Scott finished one-under, having held a share of the early lead after a bright start with his reintroduced broomstick putter.
The former world No. 1 picked up two birdies in the first three holes, but he dropped both shots when he found water on the par3 16th hole. He then holed another eight-foot putt on the 18th as he went through the first nine in good shape.
Scott has gone back to a long-handled putter this week, having used one to win the 2013 Masters.
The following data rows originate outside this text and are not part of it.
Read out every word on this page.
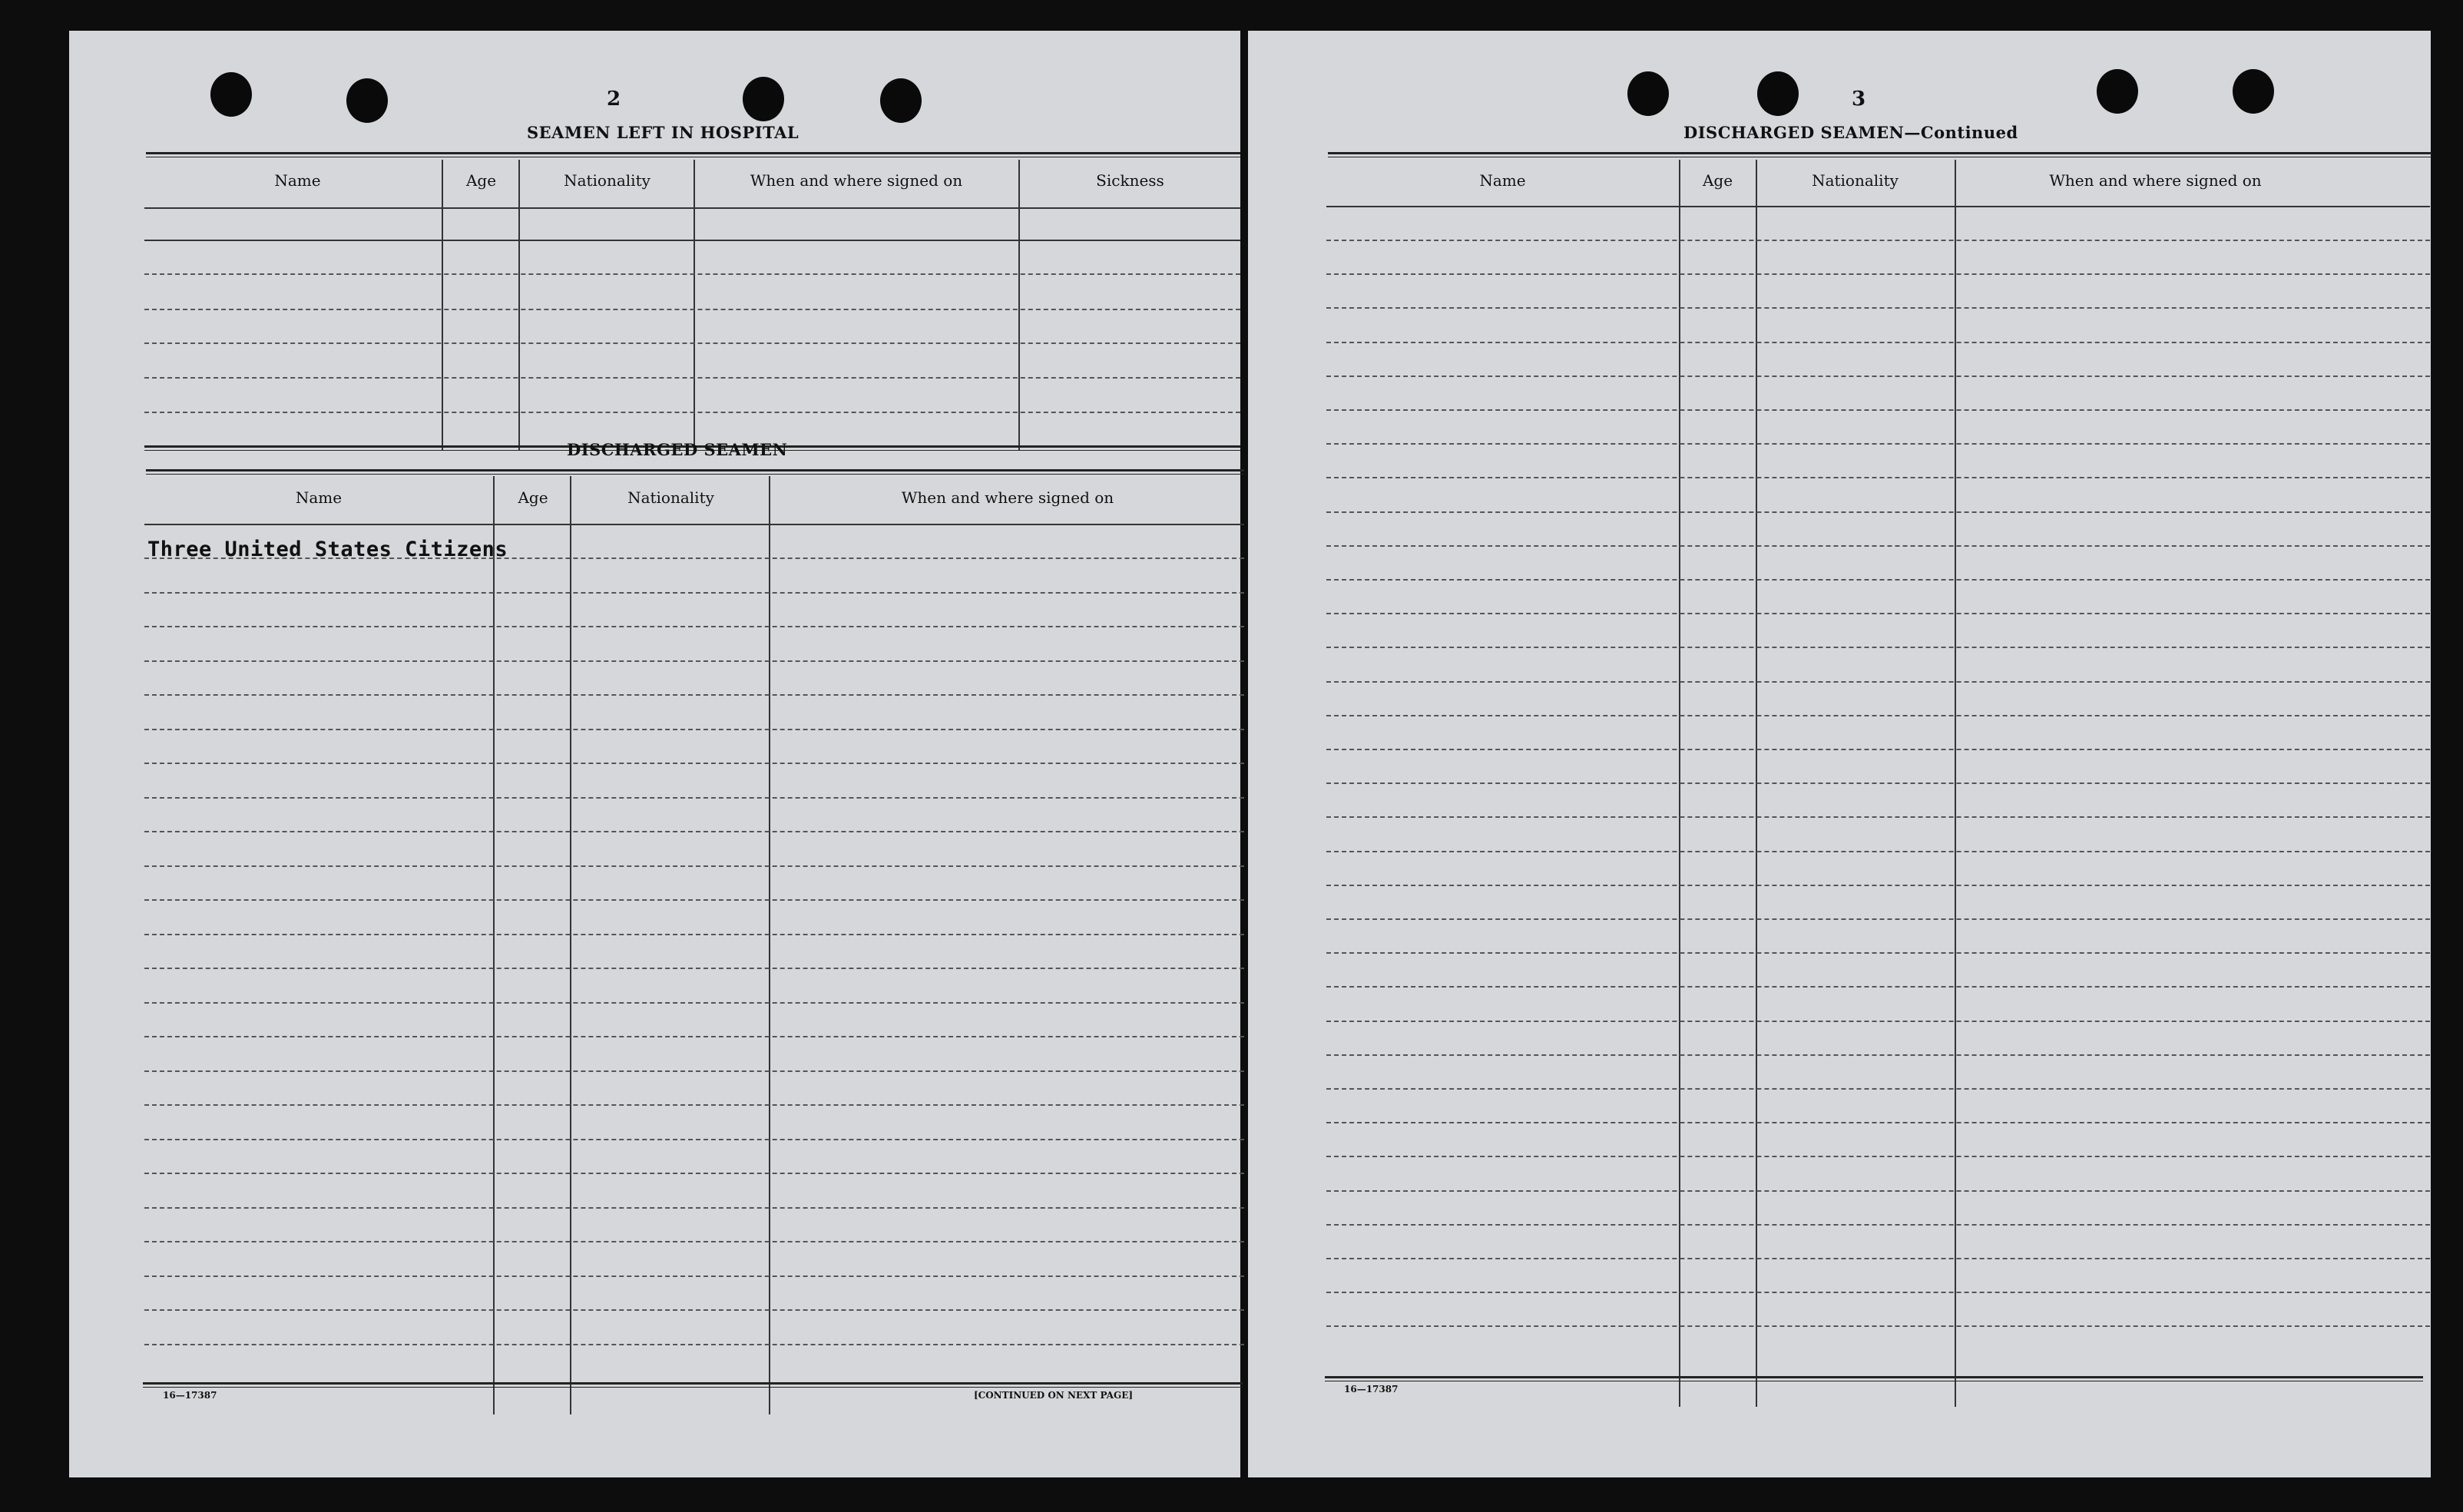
2
SEAMEN LEFT IN HOSPITAL
Name	Age	Nationality	When and where signed on	Sickness
DISCHARGED SEAMEN
Name	Age	Nationality	When and where signed on
Three United States Citizens
16—17387	[CONTINUED ON NEXT PAGE]
3
DISCHARGED SEAMEN—Continued
Name	Age	Nationality	When and where signed on
16—17387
He then switched to a short putter before a subsequent ban on anchored putting strokes was enforced last year.
Garcia said he kept an eye on Scott’s technique after reforms were introduced prohibiting the long putter from touching the chest.
“I looked at him throughout the whole day and you could see that he was making sure he had it away from his chest,” Garcia said. “We talked about it and he’s very cautious to make sure that he’s holding it the way you should hold it, make sure he doesn’t anchor it at any time.”
Scott, meanwhile, said it felt “really good” to dust it off.
“I had a couple of putts that I would have liked to make from 15 feet or so that just slipped by but other than that it was really solid,” he said.
Scott’s move will be followed closely in the golfing world.
“On the putting green we were joking about it a bit,” Garcia said of his round one playing partner.
“But we know Scotty – he’s a great gentleman and a great boy and is never going to do anything that shouldn’t be done.”
When pressed, Garcia said he didn’t expect many players to follow Scott’s choice.
“It’s not easy to use it without anchoring. Some guys might have the nerve and touch to do it but it’s not easy,” the world No.11 said.